Avant d’arriver à Ilitche, nous parcourons un ancien cimetière juif, dont les grandes pierres tombales sont couchées sur le flanc décharné d’une colline pierreuse parmi les chardons aux grandes fleure violettes et les euphorbes jaunissans. L’aspect en est tragique. Ces dalles sans inscriptions, d’un calcaire très blanc, se détachent sur un ciel orageux bleu ardoise, comme dans le fameux tableau de Ruysdaël, à Dresde, le Cimetière juif. À Ilitche, il y a des thermes sulfureux avec un hôtel propre, mais très simple. Arrivent des musulmans en voiture de louage. Ils viennent faire le kef en prenant le café, dans le petit jardin récemment planté qui entoure les bains. Une dame musulmane descend d’un coupé, accompagnée d’une suivante et de ses deux enfans. Elle est complètement enveloppée d’un feredje en satin violet. Le yashmak qui voile son visage n’est pas transparent comme ceux de Constantinople ; il cache entièrement ses traits. Elle a cette démarche ridicule d’un canard regagnant sa mare, que donne l’habitude de s’asseoir, les jambes croisées, à la façon des tailleurs.
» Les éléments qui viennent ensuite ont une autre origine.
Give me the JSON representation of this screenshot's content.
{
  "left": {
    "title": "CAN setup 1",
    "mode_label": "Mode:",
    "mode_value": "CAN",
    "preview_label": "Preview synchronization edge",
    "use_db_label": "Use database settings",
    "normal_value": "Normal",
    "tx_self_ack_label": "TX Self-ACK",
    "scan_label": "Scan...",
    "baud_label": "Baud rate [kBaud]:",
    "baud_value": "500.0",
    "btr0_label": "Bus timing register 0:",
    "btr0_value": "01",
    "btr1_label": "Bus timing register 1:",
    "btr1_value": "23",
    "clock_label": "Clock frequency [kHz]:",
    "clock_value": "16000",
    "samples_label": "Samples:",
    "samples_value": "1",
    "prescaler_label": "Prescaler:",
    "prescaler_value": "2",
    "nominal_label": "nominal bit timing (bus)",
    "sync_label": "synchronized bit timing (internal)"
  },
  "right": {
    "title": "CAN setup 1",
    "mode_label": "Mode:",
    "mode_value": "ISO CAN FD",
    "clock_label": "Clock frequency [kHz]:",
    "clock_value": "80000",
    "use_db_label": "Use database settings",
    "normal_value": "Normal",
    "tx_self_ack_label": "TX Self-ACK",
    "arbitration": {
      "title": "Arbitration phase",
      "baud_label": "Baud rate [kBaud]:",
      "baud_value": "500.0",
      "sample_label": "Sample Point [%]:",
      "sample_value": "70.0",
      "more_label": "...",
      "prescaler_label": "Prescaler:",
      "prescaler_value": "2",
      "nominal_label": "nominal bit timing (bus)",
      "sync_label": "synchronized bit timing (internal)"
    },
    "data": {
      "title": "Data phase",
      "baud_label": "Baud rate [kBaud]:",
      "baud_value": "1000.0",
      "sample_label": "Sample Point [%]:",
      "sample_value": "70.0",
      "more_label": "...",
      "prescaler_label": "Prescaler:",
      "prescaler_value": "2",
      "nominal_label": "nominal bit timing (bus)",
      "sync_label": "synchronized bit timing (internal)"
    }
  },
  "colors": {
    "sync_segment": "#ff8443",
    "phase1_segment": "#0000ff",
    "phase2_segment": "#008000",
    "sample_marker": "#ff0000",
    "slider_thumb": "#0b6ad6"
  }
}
Impossible de deviner si ce sac ambulant contient une femme jolie ou jeune. Les musulmanes ont ici, m’affirme-t-on, des mœurs très sévères. Les aventures galantes sont rares, et ce ne sont jamais les étrangers abhorrés qui en sont les héros, malgré les séductions de l’uniforme autrichien.
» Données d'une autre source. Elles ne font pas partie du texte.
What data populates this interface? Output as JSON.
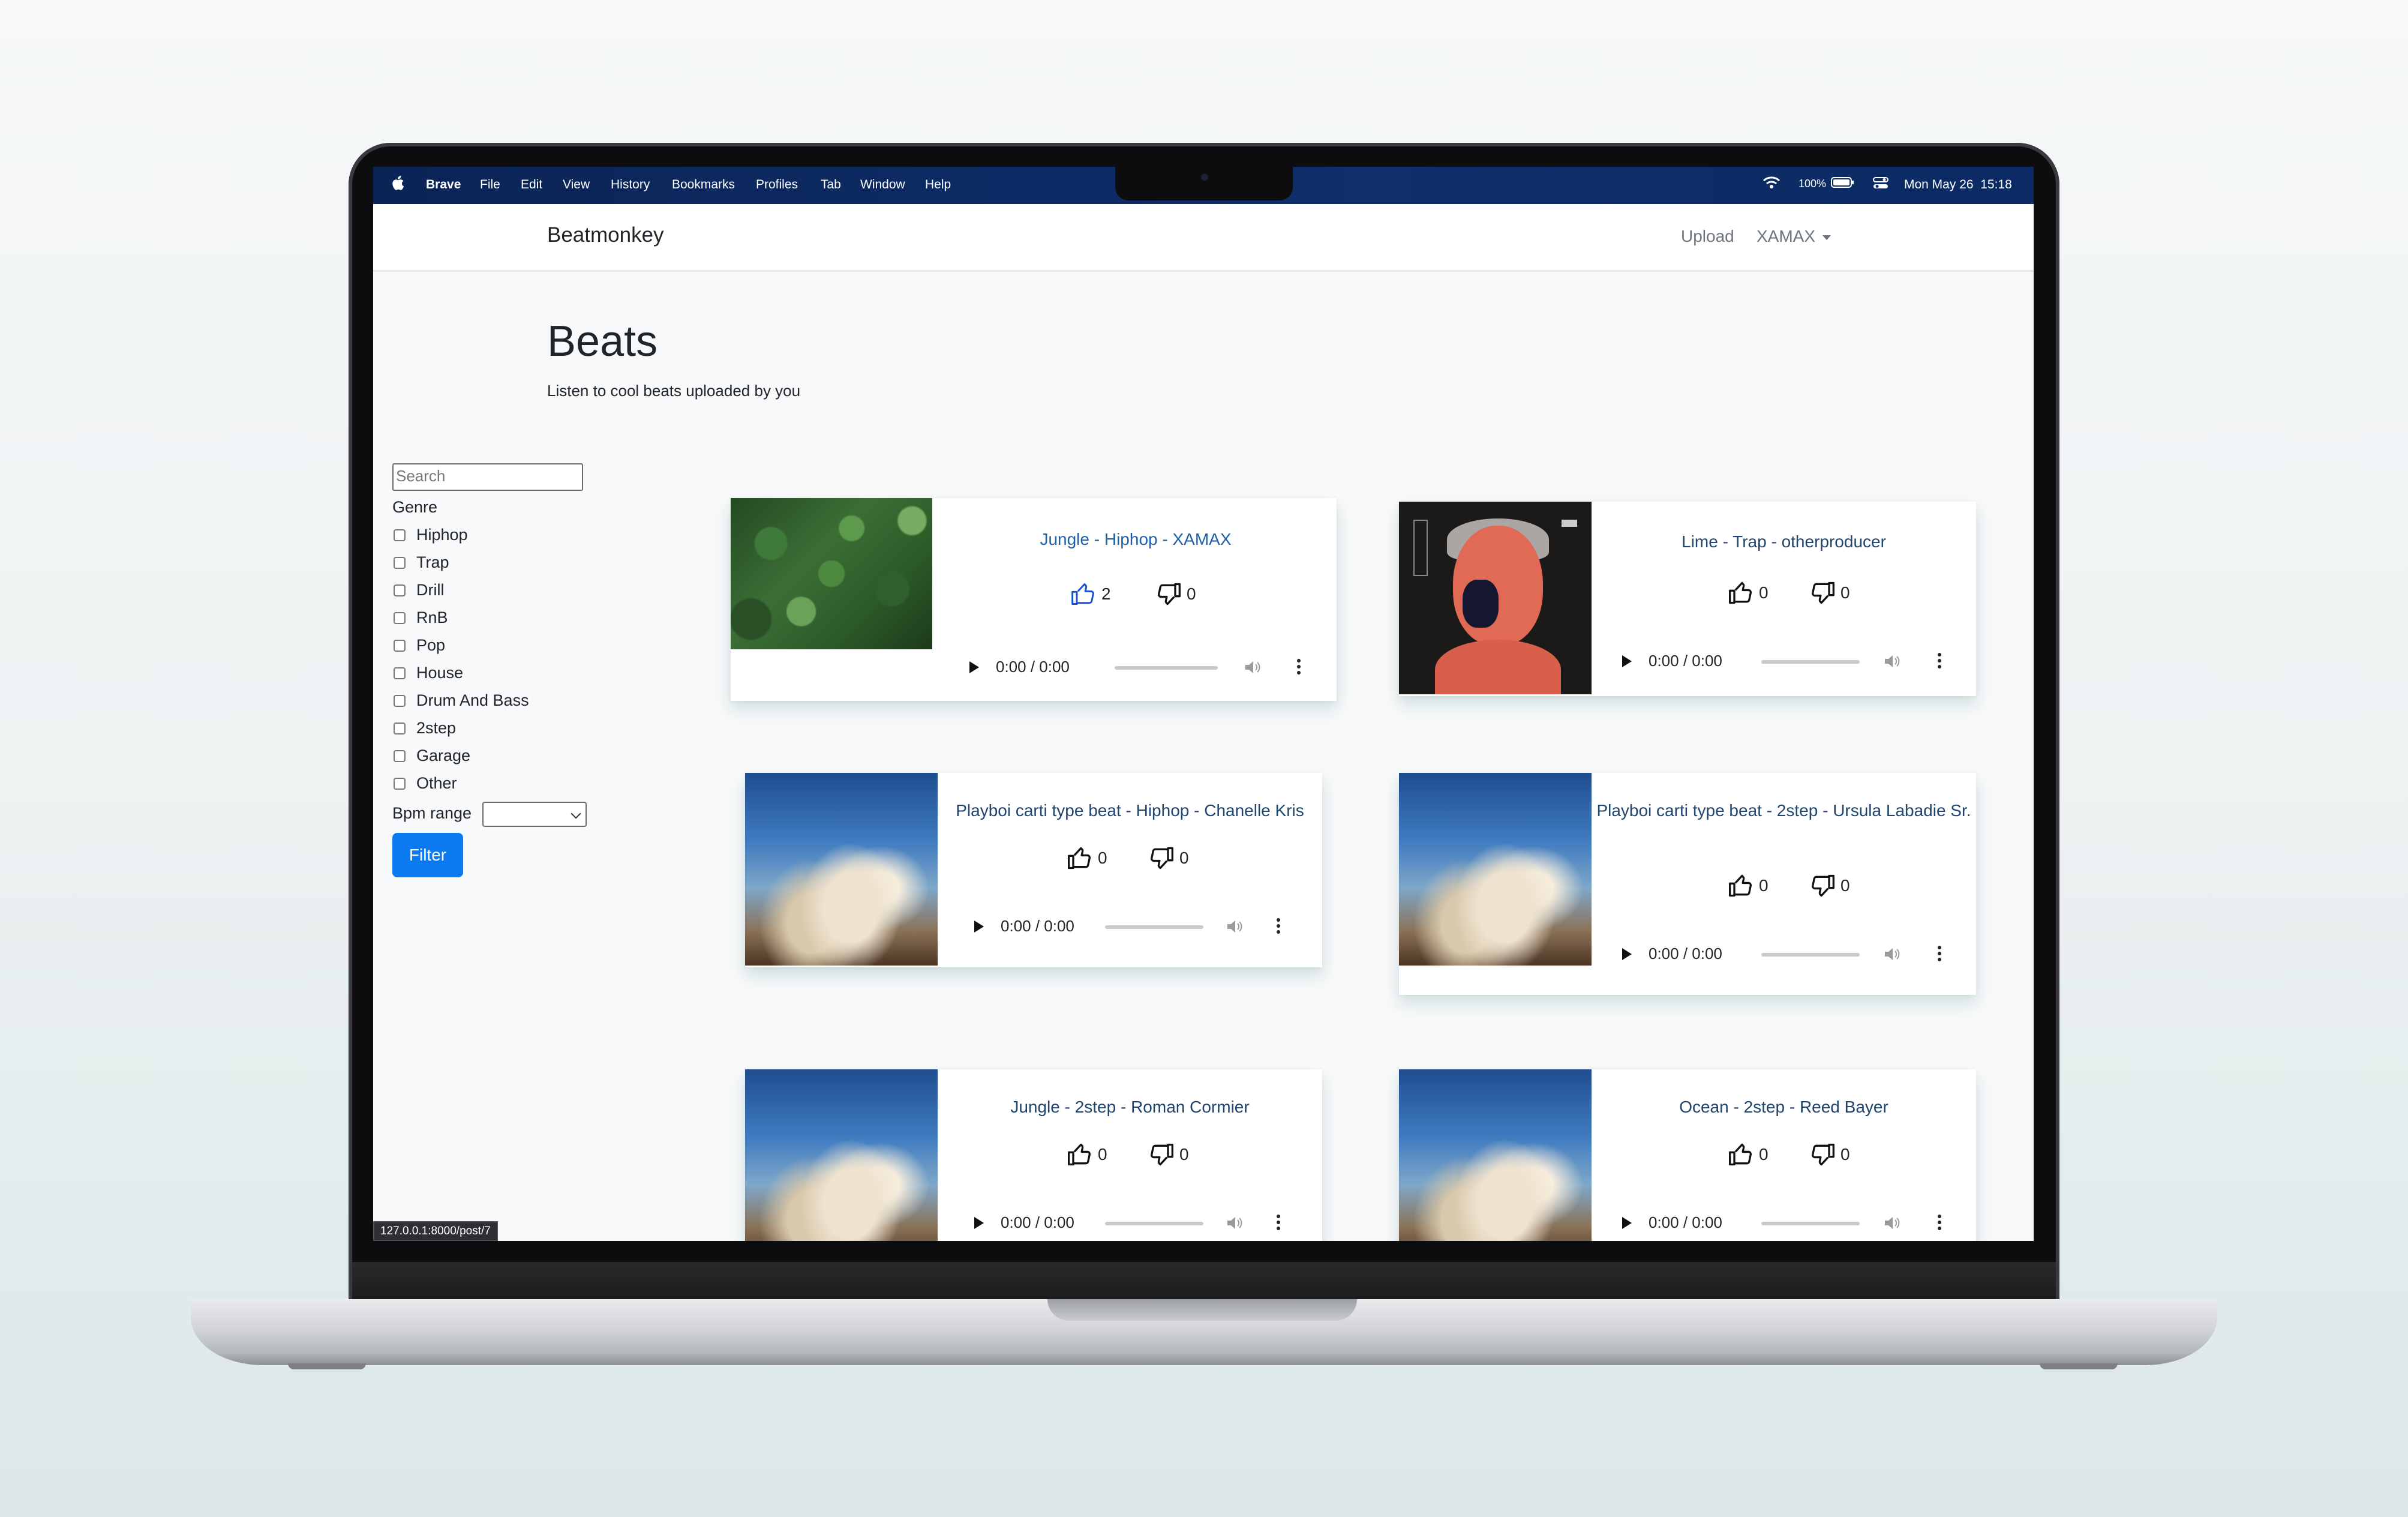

Pour bien se rendre compte des conditions économiques d’un pays il faut entrer dans la demeure de ses paysans et causer avec eux. Nous abordons un kmet qui laboure avec quatre bœufs, dont les deux premiers sont conduits par sa femme. Il a pour tout vêtement un large pantalon à la turque, en laine blanche, une chemise de chanvre, une immense ceinture de cuir brun et une petite calotte de feutre, entourée de haillons blancs, roulés en forme de turban. La femme n’a que sa chemise, avec un tablier en laine noire et un mouchoir rouge sur les cheveux. Il ne possède, nous dit-il, que deux bœufs, les autres appartiennent à son frère. Les paysans s’associent souvent pour faire en commun les travaux de la culture. Je désire visiter sa chaumière ; il hésite d’abord : il a peur ; il craint que je ne sois un agent du fisc. Le fisc et le propriétaire, l’aga, sont les deux dévorans, dont la rapacité le fait trembler. Quand M. Scheimpflug lui dit que je suis un étranger qui désire tout voir, son visage intelligent s’éclaire d’un sourire aimable. Il a un nez très fin et de beaux cheveux blonds.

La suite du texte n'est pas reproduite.